Contrasts for different IgG concentrations. 20 μl solution is used for each sample. In total, four sets of samples are measured.

In summary, we theoretically analyzed the light scattering and absorption process of LFA. We then demonstrated a technique to quickly and quantitatively read out the LFA strip for SARS-CoV-2 antibodies. Compared with the traditional qualitative visual evaluation, our method not only has high specificity, low cost, simplicity of operation, and rapidity of analysis but is also capable of providing a quantification criterion for the antibodies (or the concentration of antibody in the tested sample) being detected; and it does this with high sensitivity and accuracy. This work will provide a guide for quantification of the stage of SARS-CoV-2 infection in clinical analyses.^18,19 In particular, it opens possibilities for detecting the antibody residue after being cured of SARS-CoV-2.

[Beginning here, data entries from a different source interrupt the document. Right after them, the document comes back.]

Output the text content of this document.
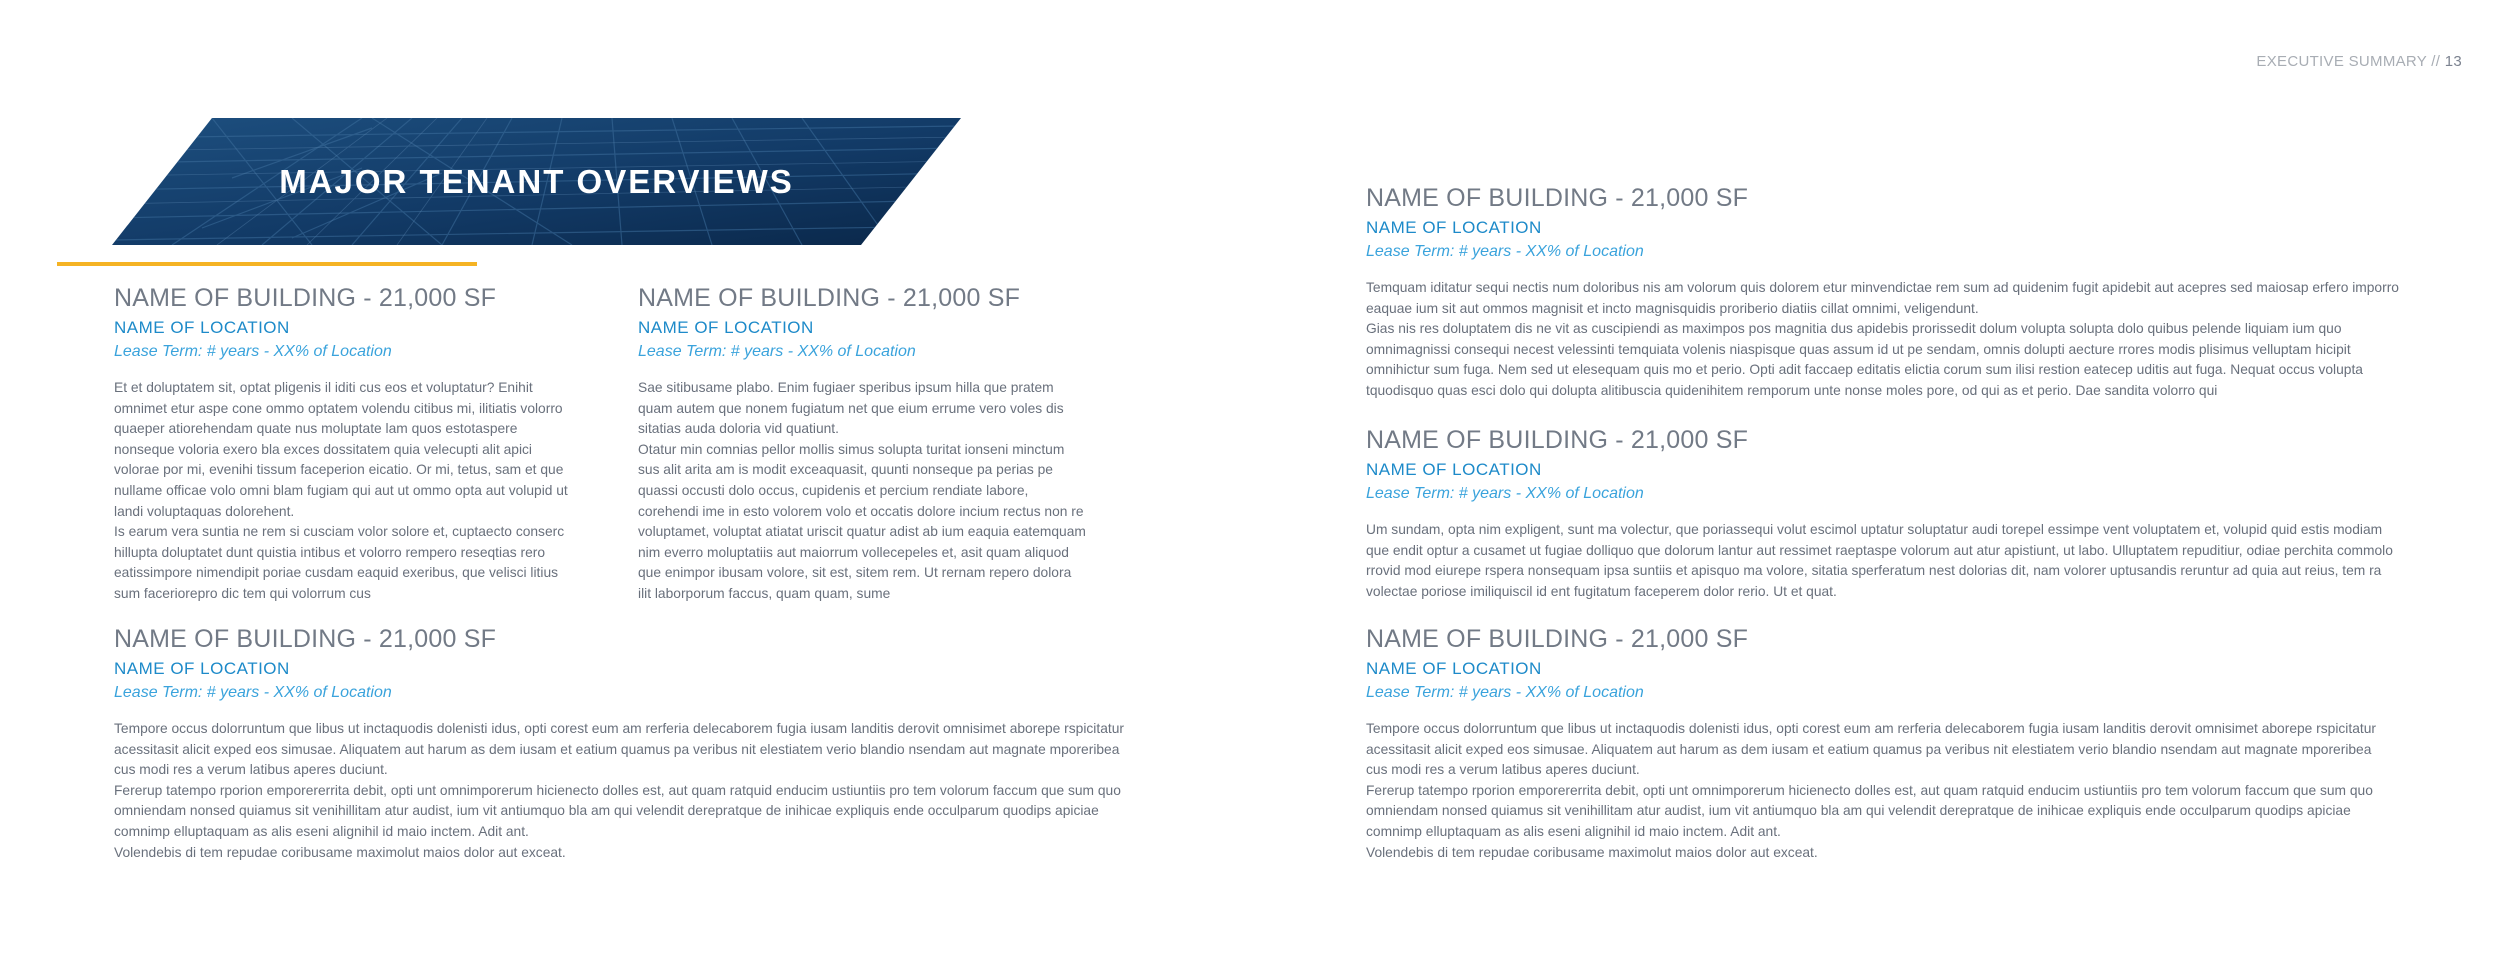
EXECUTIVE SUMMARY // 13
MAJOR TENANT OVERVIEWS
NAME OF BUILDING - 21,000 SF
NAME OF LOCATION
Lease Term: # years - XX% of Location

Et et doluptatem sit, optat pligenis il iditi cus eos et voluptatur? Enihit omnimet etur aspe cone ommo optatem volendu citibus mi, ilitiatis volorro quaeper atiorehendam quate nus moluptate lam quos estotaspere nonseque voloria exero bla exces dossitatem quia velecupti alit apici volorae por mi, evenihi tissum faceperion eicatio. Or mi, tetus, sam et que nullame officae volo omni blam fugiam qui aut ut ommo opta aut volupid ut landi voluptaquas dolorehent.

Is earum vera suntia ne rem si cusciam volor solore et, cuptaecto conserc hillupta doluptatet dunt quistia intibus et volorro rempero reseqtias rero eatissimpore nimendipit poriae cusdam eaquid exeribus, que velisci litius sum facerioreprо dic tem qui volorrum cus

NAME OF BUILDING - 21,000 SF
NAME OF LOCATION
Lease Term: # years - XX% of Location

Sae sitibusame plabo. Enim fugiaer speribus ipsum hilla que pratem quam autem que nonem fugiatum net que eium errume vero voles dis sitatias auda doloria vid quatiunt.

Otatur min comnias pellor mollis simus solupta turitat ionseni minctum sus alit arita am is modit exceaquasit, quunti nonseque pa perias pe quassi occusti dolo occus, cupidenis et percium rendiate labore, corehendi ime in esto volorem volo et occatis dolore incium rectus non re voluptamet, voluptat atiatat uriscit quatur adist ab ium eaquia eatemquam nim everro moluptatiis aut maiorrum vollecepeles et, asit quam aliquod que enimpor ibusam volore, sit est, sitem rem. Ut rernam repero dolora ilit laborporum faccus, quam quam, sume

NAME OF BUILDING - 21,000 SF
NAME OF LOCATION
Lease Term: # years - XX% of Location

Tempore occus dolorruntum que libus ut inctaquodis dolenisti idus, opti corest eum am rerferia delecaborem fugia iusam landitis derovit omnisimet aborepe rspicitatur acessitasit alicit exped eos simusae. Aliquatem aut harum as dem iusam et eatium quamus pa veribus nit elestiatem verio blandio nsendam aut magnate mporeribea cus modi res a verum latibus aperes duciunt.

Fererup tatempo rporion emporererrita debit, opti unt omnimporerum hicienecto dolles est, aut quam ratquid enducim ustiuntiis pro tem volorum faccum que sum quo omniendam nonsed quiamus sit venihillitam atur audist, ium vit antiumquo bla am qui velendit derepratque de inihicae expliquis ende occulparum quodips apiciae comnimp elluptaquam as alis eseni alignihil id maio inctem. Adit ant.

Volendebis di tem repudae coribusame maximolut maios dolor aut exceat.

NAME OF BUILDING - 21,000 SF
NAME OF LOCATION
Lease Term: # years - XX% of Location

Temquam iditatur sequi nectis num doloribus nis am volorum quis dolorem etur minvendictae rem sum ad quidenim fugit apidebit aut acepres sed maiosap erfero imporro eaquae ium sit aut ommos magnisit et incto magnisquidis proriberio diatiis cillat omnimi, veligendunt.

Gias nis res doluptatem dis ne vit as cuscipiendi as maximpos pos magnitia dus apidebis prorissedit dolum volupta solupta dolo quibus pelende liquiam ium quo omnimagnissi consequi necest velessinti temquiata volenis niaspisque quas assum id ut pe sendam, omnis dolupti aecture rrores modis plisimus velluptam hicipit omnihictur sum fuga. Nem sed ut elesequam quis mo et perio. Opti adit faccaep editatis elictia corum sum ilisi restion eatecep uditis aut fuga. Nequat occus volupta tquodisquo quas esci dolo qui dolupta alitibuscia quidenihitem remporum unte nonse moles pore, od qui as et perio. Dae sandita volorro qui

NAME OF BUILDING - 21,000 SF
NAME OF LOCATION
Lease Term: # years - XX% of Location

Um sundam, opta nim expligent, sunt ma volectur, que poriassequi volut escimol uptatur soluptatur audi torepel essimpe vent voluptatem et, volupid quid estis modiam que endit optur a cusamet ut fugiae dolliquo que dolorum lantur aut ressimet raeptaspe volorum aut atur apistiunt, ut labo. Ulluptatem repuditiur, odiae perchita commolo rrovid mod eiurepe rspera nonsequam ipsa suntiis et apisquo ma volore, sitatia sperferatum nest dolorias dit, nam volorer uptusandis reruntur ad quia aut reius, tem ra volectae poriose imiliquiscil id ent fugitatum faceperem dolor rerio. Ut et quat.

NAME OF BUILDING - 21,000 SF
NAME OF LOCATION
Lease Term: # years - XX% of Location

Tempore occus dolorruntum que libus ut inctaquodis dolenisti idus, opti corest eum am rerferia delecaborem fugia iusam landitis derovit omnisimet aborepe rspicitatur acessitasit alicit exped eos simusae. Aliquatem aut harum as dem iusam et eatium quamus pa veribus nit elestiatem verio blandio nsendam aut magnate mporeribea cus modi res a verum latibus aperes duciunt.

Fererup tatempo rporion emporererrita debit, opti unt omnimporerum hicienecto dolles est, aut quam ratquid enducim ustiuntiis pro tem volorum faccum que sum quo omniendam nonsed quiamus sit venihillitam atur audist, ium vit antiumquo bla am qui velendit derepratque de inihicae expliquis ende occulparum quodips apiciae comnimp elluptaquam as alis eseni alignihil id maio inctem. Adit ant.

Volendebis di tem repudae coribusame maximolut maios dolor aut exceat.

See the supplementary material for the one-dimensional model of light propagating in a conservative media, scattering of light from two concentric spheres, and comparison of different quantitative LFA methods.

AUTHORS' CONTRIBUTIONS

T. P. and X. L. contributed equally to this work.

DATA AVAILABILITY

The data that support the findings of this study are available upon reasonable request.